I really think i've shorted something by pulling the fuse out whilst ignition is on, or done some permament damage. I didnt think I pulled it out with ignition on, but I may of as I was testing the lights and fuses the same time.

Si


----------



## TT-Si (Sep 2, 2012)

Just to add aswell

Illumination for the following also do not work since the fault has occurred

Heated seats buttons, esp button, petrol cap button, interior sensor button, boot button, wing mirror switch, interior door locking button and the light switch cluster.

I just took it for a slightly feirce 2 min drive around the block, I come back and park up, and the lights of above and the dash all flickered on for a second, i really mean 1 second.

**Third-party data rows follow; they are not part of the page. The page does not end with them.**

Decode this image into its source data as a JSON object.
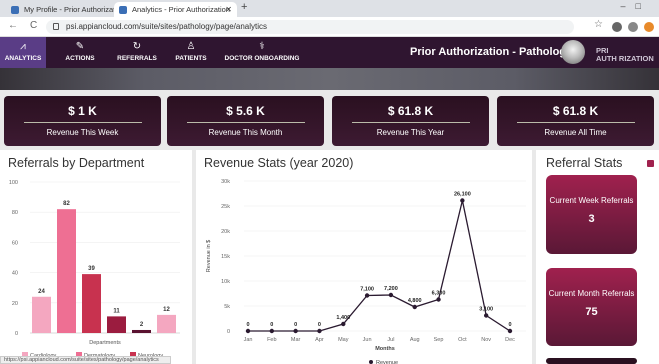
{
  "browser": {
    "tabs": [
      {
        "title": "My Profile - Prior Authorization"
      },
      {
        "title": "Analytics - Prior Authorization"
      }
    ],
    "url": "psi.appiancloud.com/suite/sites/pathology/page/analytics",
    "status_url": "https://psi.appiancloud.com/suite/sites/pathology/page/analytics"
  },
  "nav": {
    "items": [
      {
        "label": "ANALYTICS",
        "icon": "analytics-icon"
      },
      {
        "label": "ACTIONS",
        "icon": "actions-icon"
      },
      {
        "label": "REFERRALS",
        "icon": "referrals-icon"
      },
      {
        "label": "PATIENTS",
        "icon": "patients-icon"
      },
      {
        "label": "DOCTOR ONBOARDING",
        "icon": "doctor-icon"
      }
    ],
    "site_title": "Prior Authorization - Pathology",
    "logo_top": "PRI",
    "logo_bottom": "AUTH RIZATION"
  },
  "kpis": [
    {
      "value": "$ 1 K",
      "label": "Revenue This Week"
    },
    {
      "value": "$ 5.6 K",
      "label": "Revenue This Month"
    },
    {
      "value": "$ 61.8 K",
      "label": "Revenue This Year"
    },
    {
      "value": "$ 61.8 K",
      "label": "Revenue All Time"
    }
  ],
  "referrals": {
    "title": "Referrals by Department"
  },
  "revenue": {
    "title": "Revenue Stats (year 2020)"
  },
  "referral_stats": {
    "title": "Referral Stats",
    "cards": [
      {
        "label": "Current Week Referrals",
        "value": "3"
      },
      {
        "label": "Current Month Referrals",
        "value": "75"
      }
    ]
  },
  "chart_data": [
    {
      "type": "bar",
      "xlabel": "Departments",
      "ylim": [
        0,
        100
      ],
      "yticks": [
        0,
        20,
        40,
        60,
        80,
        100
      ],
      "values": [
        24,
        82,
        39,
        11,
        2,
        12
      ],
      "colors": [
        "#f4a7c0",
        "#ee6f93",
        "#c8324f",
        "#9b1c3f",
        "#5a1230",
        "#f4a7c0"
      ],
      "legend": [
        "Cardiology",
        "Dermatology",
        "Neurology"
      ],
      "legend_colors": [
        "#f4a7c0",
        "#ee6f93",
        "#c8324f"
      ]
    },
    {
      "type": "line",
      "xlabel": "Months",
      "ylabel": "Revenue in $",
      "ylim": [
        0,
        30000
      ],
      "yticks": [
        "0",
        "5k",
        "10k",
        "15k",
        "20k",
        "25k",
        "30k"
      ],
      "x": [
        "Jan",
        "Feb",
        "Mar",
        "Apr",
        "May",
        "Jun",
        "Jul",
        "Aug",
        "Sep",
        "Oct",
        "Nov",
        "Dec"
      ],
      "values": [
        0,
        0,
        0,
        0,
        1400,
        7100,
        7200,
        4800,
        6300,
        26100,
        3100,
        0
      ],
      "labels": [
        "0",
        "0",
        "0",
        "0",
        "1,400",
        "7,100",
        "7,200",
        "4,800",
        "6,300",
        "26,100",
        "3,100",
        "0"
      ],
      "legend": [
        "Revenue"
      ]
    }
  ]
}
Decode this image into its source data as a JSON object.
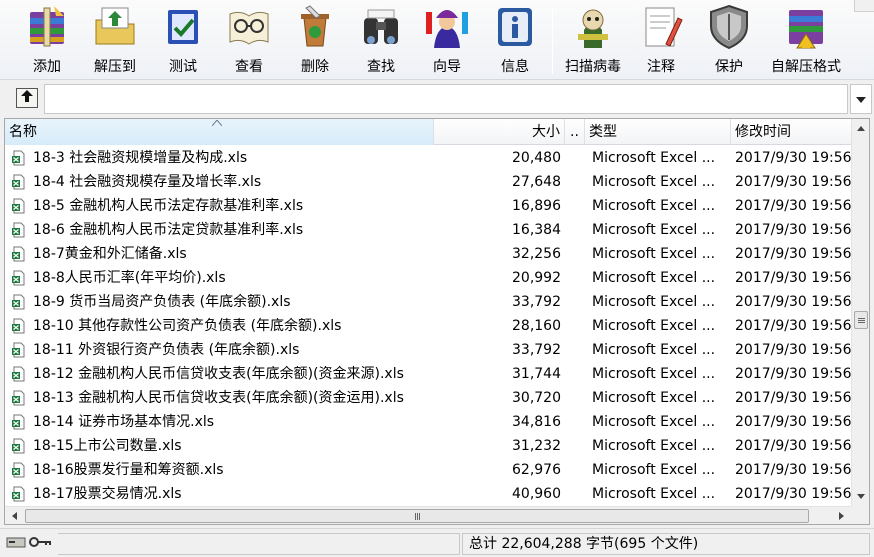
{
  "toolbar": {
    "buttons": [
      {
        "label": "添加",
        "icon": "add-archive-icon"
      },
      {
        "label": "解压到",
        "icon": "extract-to-icon"
      },
      {
        "label": "测试",
        "icon": "test-icon"
      },
      {
        "label": "查看",
        "icon": "view-icon"
      },
      {
        "label": "删除",
        "icon": "delete-icon"
      },
      {
        "label": "查找",
        "icon": "find-icon"
      },
      {
        "label": "向导",
        "icon": "wizard-icon"
      },
      {
        "label": "信息",
        "icon": "info-icon"
      },
      {
        "label": "扫描病毒",
        "icon": "virus-scan-icon"
      },
      {
        "label": "注释",
        "icon": "comment-icon"
      },
      {
        "label": "保护",
        "icon": "protect-icon"
      },
      {
        "label": "自解压格式",
        "icon": "sfx-icon"
      }
    ]
  },
  "columns": {
    "name": "名称",
    "size": "大小",
    "dots": "..",
    "type": "类型",
    "mtime": "修改时间"
  },
  "files": [
    {
      "name": "18-3  社会融资规模增量及构成.xls",
      "size": "20,480",
      "type": "Microsoft Excel ...",
      "mtime": "2017/9/30 19:56"
    },
    {
      "name": "18-4  社会融资规模存量及增长率.xls",
      "size": "27,648",
      "type": "Microsoft Excel ...",
      "mtime": "2017/9/30 19:56"
    },
    {
      "name": "18-5  金融机构人民币法定存款基准利率.xls",
      "size": "16,896",
      "type": "Microsoft Excel ...",
      "mtime": "2017/9/30 19:56"
    },
    {
      "name": "18-6  金融机构人民币法定贷款基准利率.xls",
      "size": "16,384",
      "type": "Microsoft Excel ...",
      "mtime": "2017/9/30 19:56"
    },
    {
      "name": "18-7黄金和外汇储备.xls",
      "size": "32,256",
      "type": "Microsoft Excel ...",
      "mtime": "2017/9/30 19:56"
    },
    {
      "name": "18-8人民币汇率(年平均价).xls",
      "size": "20,992",
      "type": "Microsoft Excel ...",
      "mtime": "2017/9/30 19:56"
    },
    {
      "name": "18-9  货币当局资产负债表 (年底余额).xls",
      "size": "33,792",
      "type": "Microsoft Excel ...",
      "mtime": "2017/9/30 19:56"
    },
    {
      "name": "18-10  其他存款性公司资产负债表 (年底余额).xls",
      "size": "28,160",
      "type": "Microsoft Excel ...",
      "mtime": "2017/9/30 19:56"
    },
    {
      "name": "18-11  外资银行资产负债表 (年底余额).xls",
      "size": "33,792",
      "type": "Microsoft Excel ...",
      "mtime": "2017/9/30 19:56"
    },
    {
      "name": "18-12  金融机构人民币信贷收支表(年底余额)(资金来源).xls",
      "size": "31,744",
      "type": "Microsoft Excel ...",
      "mtime": "2017/9/30 19:56"
    },
    {
      "name": "18-13  金融机构人民币信贷收支表(年底余额)(资金运用).xls",
      "size": "30,720",
      "type": "Microsoft Excel ...",
      "mtime": "2017/9/30 19:56"
    },
    {
      "name": "18-14  证券市场基本情况.xls",
      "size": "34,816",
      "type": "Microsoft Excel ...",
      "mtime": "2017/9/30 19:56"
    },
    {
      "name": "18-15上市公司数量.xls",
      "size": "31,232",
      "type": "Microsoft Excel ...",
      "mtime": "2017/9/30 19:56"
    },
    {
      "name": "18-16股票发行量和筹资额.xls",
      "size": "62,976",
      "type": "Microsoft Excel ...",
      "mtime": "2017/9/30 19:56"
    },
    {
      "name": "18-17股票交易情况.xls",
      "size": "40,960",
      "type": "Microsoft Excel ...",
      "mtime": "2017/9/30 19:56"
    }
  ],
  "status": {
    "summary": "总计 22,604,288 字节(695 个文件)"
  },
  "colors": {
    "excel_green": "#1d7a3a",
    "header_sel": "#d6ebf9"
  }
}
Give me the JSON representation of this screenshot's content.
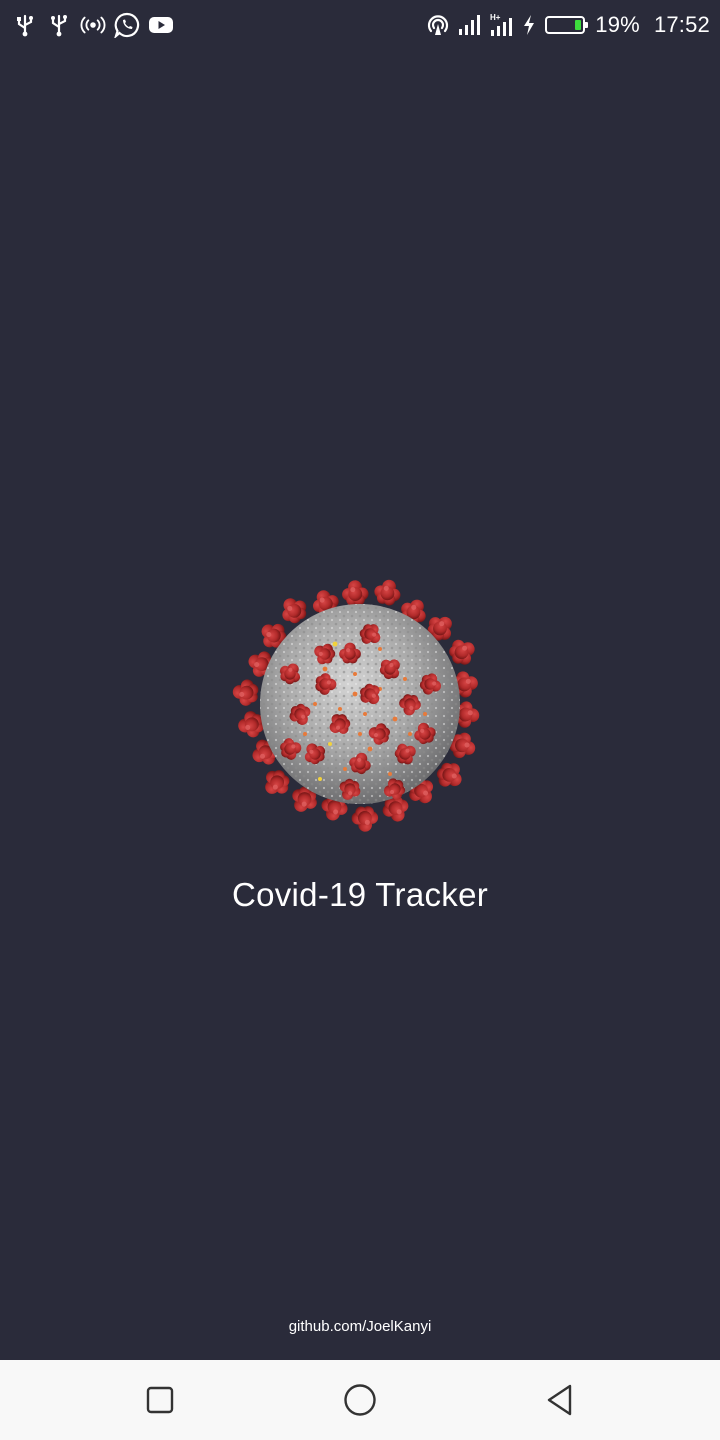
{
  "status_bar": {
    "left_icons": [
      "usb-icon",
      "usb-icon",
      "hotspot-icon",
      "whatsapp-icon",
      "youtube-icon"
    ],
    "right_icons": [
      "wifi-hotspot-icon",
      "signal-icon",
      "signal-hplus-icon",
      "charging-icon",
      "battery-icon"
    ],
    "network_type": "H+",
    "battery_level": 0.19,
    "battery_fill_color": "#3ddc3d",
    "battery_percent": "19%",
    "time": "17:52"
  },
  "splash": {
    "logo_icon": "coronavirus-icon",
    "title": "Covid-19 Tracker",
    "credit": "github.com/JoelKanyi"
  },
  "nav_bar": {
    "buttons": [
      "recents-icon",
      "home-icon",
      "back-icon"
    ]
  },
  "colors": {
    "background": "#2a2b3a",
    "nav_background": "#f8f8f8",
    "virus_body": "#a8a8a8",
    "virus_spike": "#b22a2a"
  }
}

Then sitting here while typing this they did it again. I am thinking a loose wire for this somewhere.

Si

ps. just done it a few more times, gone through the engine bay wriggling wires to see if they come back on, with the help of the missus sat in the car, but nothing after wriggling wires, still flickering


----------



## TT-Si (Sep 2, 2012)

Today I have had the dash cluster out, checked the fuse box and checked the engine bay for loose or damaged wires.

Everything looks fine.

Im at a nuts end... It just all wants to flicker at me!


----------



## groove65 (Mar 17, 2013)

Def a loose or corroded connector there - maybe behind fuse box connectors. Worth looking at with magnifying glass and good torch, even in daylight. TBH this happens all the time when you disturb connections that have probably been untouched for years.


----------



## TT-Si (Sep 2, 2012)

groove65 said:


> Def a loose or corroded connector there - maybe behind fuse box connectors. Worth looking at with magnifying glass and good torch, even in daylight. TBH this happens all the time when you disturb connections that have probably been untouched for years.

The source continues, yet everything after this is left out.